Maurice Possley, Senior Researcher, is a Pulitzer Prize-winning journalist and author of five non-fiction books. He worked for the Chicago Tribune for 25 years, where he investigated numerous cases of wrongful conviction and wrongful execution as well as systemic problems in the criminal justice system. In 2009, he joined the Northern California Innocence Project to research and co-author a ground-breaking report on prosecutorial misconduct in California. He joined the Registry in 2012, where he researches and writes case summaries of exonerations added to the Registry.
Ken Otterbourg, Researcher, joined the Registry in 2018. He worked for the Winston-Salem Journal from 1990-2010, the last five as managing editor. The newspaper's investigation of a wrongful conviction was a principal factor in the creation of the North Carolina Innocence Inquiry Commission in 2006. Prior to working at the Registy, he was a freelance writer, with his work appearing in The Washington Post Magazine, The New York Times, Fortune, National Geographic, and other regional and national publications. He researches and writes case summaries of exonerations, with particular attention to the Groups Registry.

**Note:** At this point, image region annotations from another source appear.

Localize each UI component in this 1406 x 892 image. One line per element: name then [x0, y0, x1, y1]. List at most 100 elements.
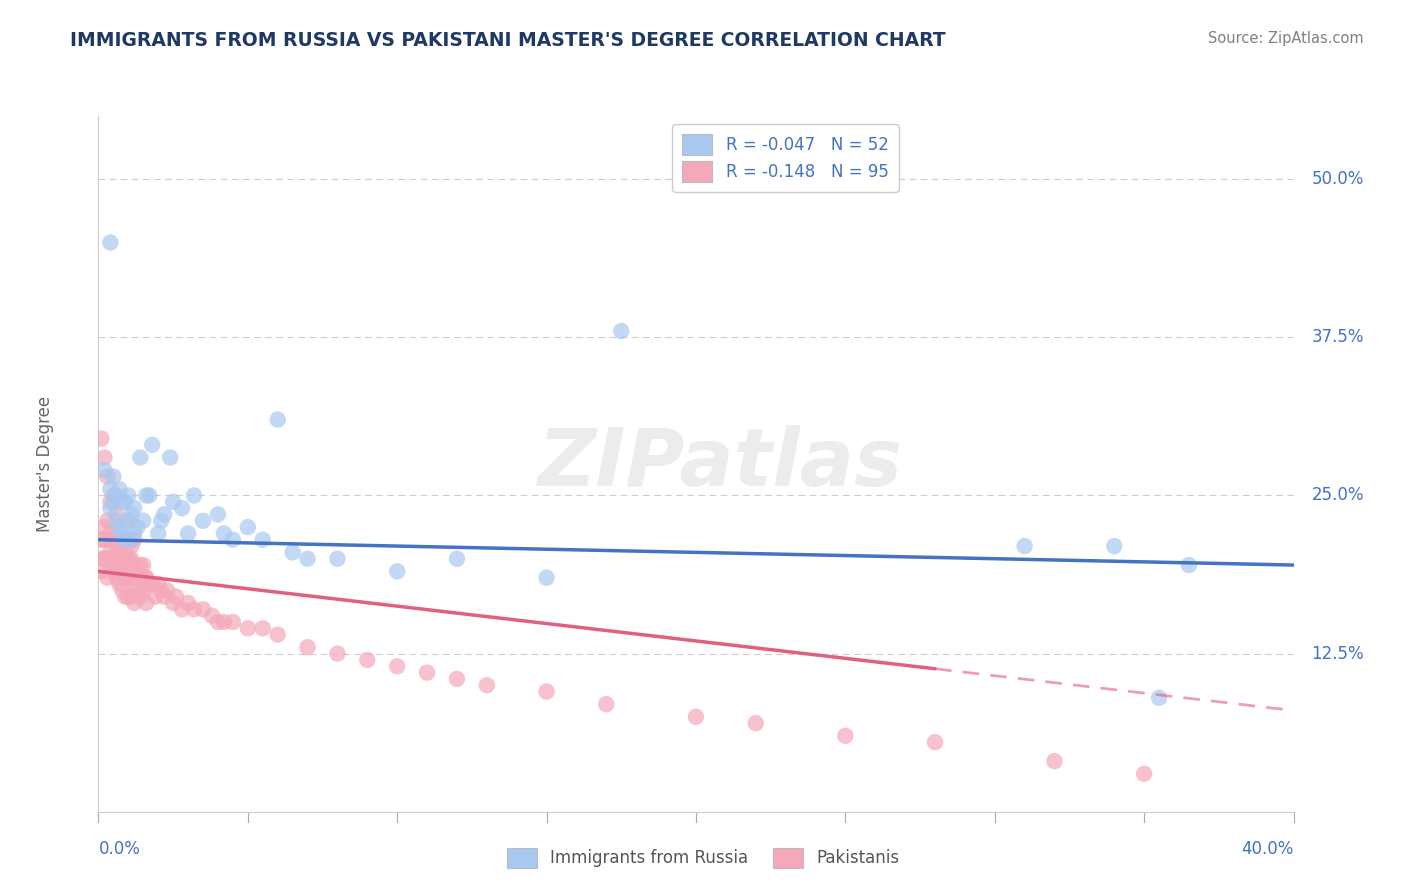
Point	[536, 571, 558, 585]
Text: 25.0%: 25.0%	[1312, 486, 1364, 505]
Point	[120, 508, 142, 522]
Point	[159, 450, 181, 465]
Point	[183, 488, 205, 502]
Point	[105, 558, 128, 572]
Point	[111, 495, 134, 509]
Point	[124, 577, 146, 591]
Point	[267, 412, 290, 426]
Point	[98, 526, 122, 541]
Point	[129, 558, 152, 572]
Point	[201, 608, 224, 623]
Point	[326, 551, 349, 566]
Point	[191, 602, 214, 616]
Point	[120, 551, 142, 566]
Text: IMMIGRANTS FROM RUSSIA VS PAKISTANI MASTER'S DEGREE CORRELATION CHART: IMMIGRANTS FROM RUSSIA VS PAKISTANI MAST…	[70, 31, 946, 50]
Point	[98, 558, 122, 572]
Point	[114, 495, 136, 509]
Point	[90, 432, 112, 446]
Point	[117, 488, 139, 502]
Point	[105, 571, 128, 585]
Point	[385, 565, 409, 579]
Point	[124, 501, 146, 516]
Point	[98, 545, 122, 559]
Point	[111, 526, 134, 541]
Point	[207, 508, 229, 522]
Point	[117, 514, 139, 528]
Point	[129, 571, 152, 585]
Point	[162, 596, 184, 610]
Point	[156, 583, 179, 598]
Point	[127, 565, 149, 579]
Point	[114, 558, 136, 572]
Point	[212, 526, 235, 541]
Point	[98, 235, 122, 250]
Point	[93, 533, 115, 547]
Point	[108, 520, 131, 534]
Point	[117, 533, 139, 547]
Point	[96, 571, 118, 585]
Point	[236, 621, 259, 635]
Point	[98, 501, 122, 516]
Point	[148, 526, 170, 541]
Point	[117, 514, 139, 528]
Point	[267, 627, 290, 641]
Point	[141, 438, 163, 452]
Legend: Immigrants from Russia, Pakistanis: Immigrants from Russia, Pakistanis	[501, 841, 905, 875]
Point	[96, 469, 118, 483]
Point	[108, 520, 131, 534]
Point	[93, 450, 115, 465]
Point	[108, 482, 131, 496]
Point	[610, 324, 633, 338]
Point	[111, 533, 134, 547]
Point	[153, 590, 176, 604]
Point	[93, 551, 115, 566]
Point	[536, 684, 558, 698]
Point	[93, 463, 115, 477]
Point	[103, 488, 125, 502]
Point	[143, 590, 166, 604]
Point	[252, 533, 274, 547]
Point	[90, 565, 112, 579]
Point	[103, 469, 125, 483]
Point	[150, 514, 173, 528]
Point	[135, 571, 157, 585]
Point	[1147, 690, 1170, 705]
Point	[127, 583, 149, 598]
Point	[1014, 539, 1036, 553]
Point	[96, 514, 118, 528]
Point	[132, 583, 155, 598]
Point	[120, 533, 142, 547]
Point	[416, 665, 439, 680]
Point	[212, 615, 235, 629]
Point	[177, 596, 200, 610]
Point	[117, 551, 139, 566]
Point	[96, 551, 118, 566]
Point	[172, 602, 194, 616]
Point	[103, 533, 125, 547]
Point	[745, 716, 768, 731]
Point	[475, 678, 498, 692]
Text: 37.5%: 37.5%	[1312, 328, 1364, 346]
Point	[1043, 754, 1066, 768]
Point	[356, 653, 378, 667]
Point	[114, 571, 136, 585]
Point	[207, 615, 229, 629]
Point	[120, 590, 142, 604]
Point	[236, 520, 259, 534]
Point	[222, 615, 245, 629]
Point	[138, 577, 160, 591]
Point	[1104, 539, 1126, 553]
Point	[326, 647, 349, 661]
Point	[105, 508, 128, 522]
Point	[129, 450, 152, 465]
Point	[153, 508, 176, 522]
Point	[135, 596, 157, 610]
Point	[124, 596, 146, 610]
Point	[120, 539, 142, 553]
Point	[108, 558, 131, 572]
Point	[111, 583, 134, 598]
Point	[124, 526, 146, 541]
Legend: R = -0.047   N = 52, R = -0.148   N = 95: R = -0.047 N = 52, R = -0.148 N = 95	[672, 124, 898, 192]
Point	[191, 514, 214, 528]
Point	[127, 520, 149, 534]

Professor Jeffrey S. Gutman, Special Contributor, of the George Washington University Law School joined the staff of the National Registry in the spring of 2022 as a special contributor to expand the Registry’s coverage of wrongful conviction compensation issues. Since he co-counseled compensation cases brought in the District of Columbia on behalf of four wrongly convicted men several years ago, Professor Gutman has engaged in an empirical research project designed to determine which of the exonerees listed in the Registry sought compensation and how their claims were resolved. That research has identified many new exonerees who have been added to the Registry and has resulted in three law review articles. Professor Gutman's compensation articles focus on particular states or on general compensation issues of public interest in the NRE's series “Compensation Under the Microscope.” He also presents periodically updated state-by-state compensation data in “Compensation By the Numbers.” All material can be found on the NRE's compensation issues page.